Bonjour John,
First, Thanks for your feedback.
Le 17 déc. 10 à 16:13, John Hearns a écrit :
On 17 December 2010 14:45, Gilbert Grosdidier
<gilbert.grosdid...@cern.ch> wrote:
Bonjour,
About this issue, for which I got NO feedback ;-)
Gilbert, as you have an SGI cluster, have you filed a support
request to SGI?
gg= Yes, I filed one, but with no more luck yet.
Also, which firmware do you have installed?
I have Firmware version: 2.5.0
gg= I don't know, and firmware_revs does not seem to be available.
Only thing I got on a worker node was with lspci :
03:00.0 InfiniBand: Mellanox Technologies MT26418 [ConnectX IB DDR,
PCIe 2.0 5GT/s] (rev a0)
http://www.openfabrics.org/downloads/OFED/ofed-1.4/OFED-1.4-docs/mlx4_release_notes.txt
gg= Looking into this one, I noticed pointers towards /etc/infiniband/
connectx.conf
and /sbin/connectx_port_config, but they are not available either.
Features that are enabled with FW 2.5.0 only:
- Send with invalidate and Local invalidate send queue work requests.
- Resize CQ support.
gg= I also spotted some special hooks inside openib code about
HAVE_IBV_GET_DEVICE_LIST, HAVE_IBV_CREATE_XRC_RCV_QP and
HAVE_IBV_FORK_INIT.
Are any of them suspicious together with ConnectX HCAs, please ?
Thanks, Best, G.
I recently spotted
into btl_openib.c code, that this error message could come from
some missing ConnectX HCA ibv_resize_cq function.
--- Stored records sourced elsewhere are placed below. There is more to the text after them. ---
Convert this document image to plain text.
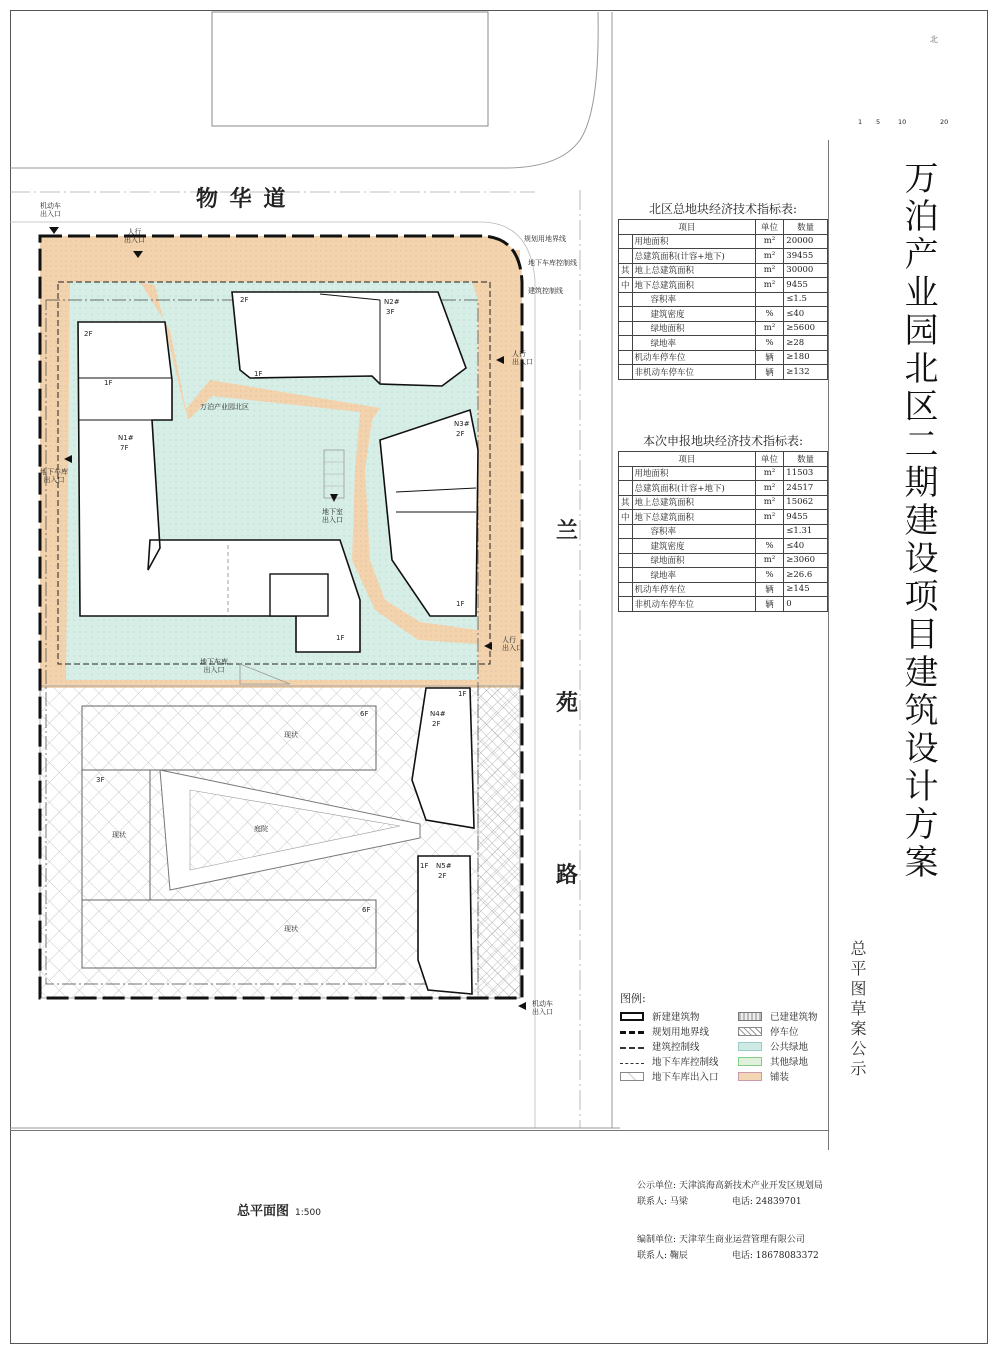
物 华 道
兰
苑
路
机动车
出入口
人行
出入口
人行
出入口
人行
出入口
地下车库
出入口
地下车库
出入口
地下室
出入口
机动车
出入口
规划用地界线
地下车库控制线
建筑控制线
万泊产业园北区
庭院
现状
现状
现状
2F	N2#
3F
1F
2F
1F
N1#
7F
1F
N3#
2F
1F
1F
N4#
2F
1F N5#
2F
6F
3F
6F
北
1 5	10	20
万泊产业园北区二期建设项目建筑设计方案
总平图草案公示
北区总地块经济技术指标表:
项目		单位	数量
	用地面积	m²	20000
	总建筑面积(计容+地下)	m²	39455
其	地上总建筑面积	m²	30000
中	地下总建筑面积	m²	9455
	容积率		≤1.5
	建筑密度	%	≤40
	绿地面积	m²	≥5600
	绿地率	%	≥28
	机动车停车位	辆	≥180
	非机动车停车位	辆	≥132
本次申报地块经济技术指标表:
项目		单位	数量
	用地面积	m²	11503
	总建筑面积(计容+地下)	m²	24517
其	地上总建筑面积	m²	15062
中	地下总建筑面积	m²	9455
	容积率		≤1.31
	建筑密度	%	≤40
	绿地面积	m²	≥3060
	绿地率	%	≥26.6
	机动车停车位	辆	≥145
	非机动车停车位	辆	0
图例:
新建建筑物	已建建筑物
规划用地界线	停车位
建筑控制线	公共绿地
地下车库控制线	其他绿地
地下车库出入口	铺装
总平面图 1:500
公示单位: 天津滨海高新技术产业开发区规划局
联系人: 马梁	电话: 24839701
编制单位: 天津苹生商业运营管理有限公司
联系人: 鞠辰	电话: 18678083372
Well ...
I was unable yet to figure out why/how this could occur, but I have
a now a closely related question about ConnectX Infiniband HCA :
does anybody know which other unimplemented IB functionalities
could be lacking for this ConnectX HCA ?
This could allow me to patch appropriately by hand the OpenMPI code,
since I currently believe these functionalities are going
undetected as missing by the configure step.
Thanks, Best, G.
Le 15 déc. 10 à 08:59, Gilbert Grosdidier a écrit :
Bonjour,
Running with OpenMPI 1.4.3 on an SGI Altix cluster with 2048 cores,
I got
this error message on all cores, right at startup :
btl_openib.c:211:adjust_cq] cannot resize completion queue, error: 12
What could be the culprit please ?
Is there a workaround ?
What parameter is to be tuned ?
Thanks in advance for any help, Best, G.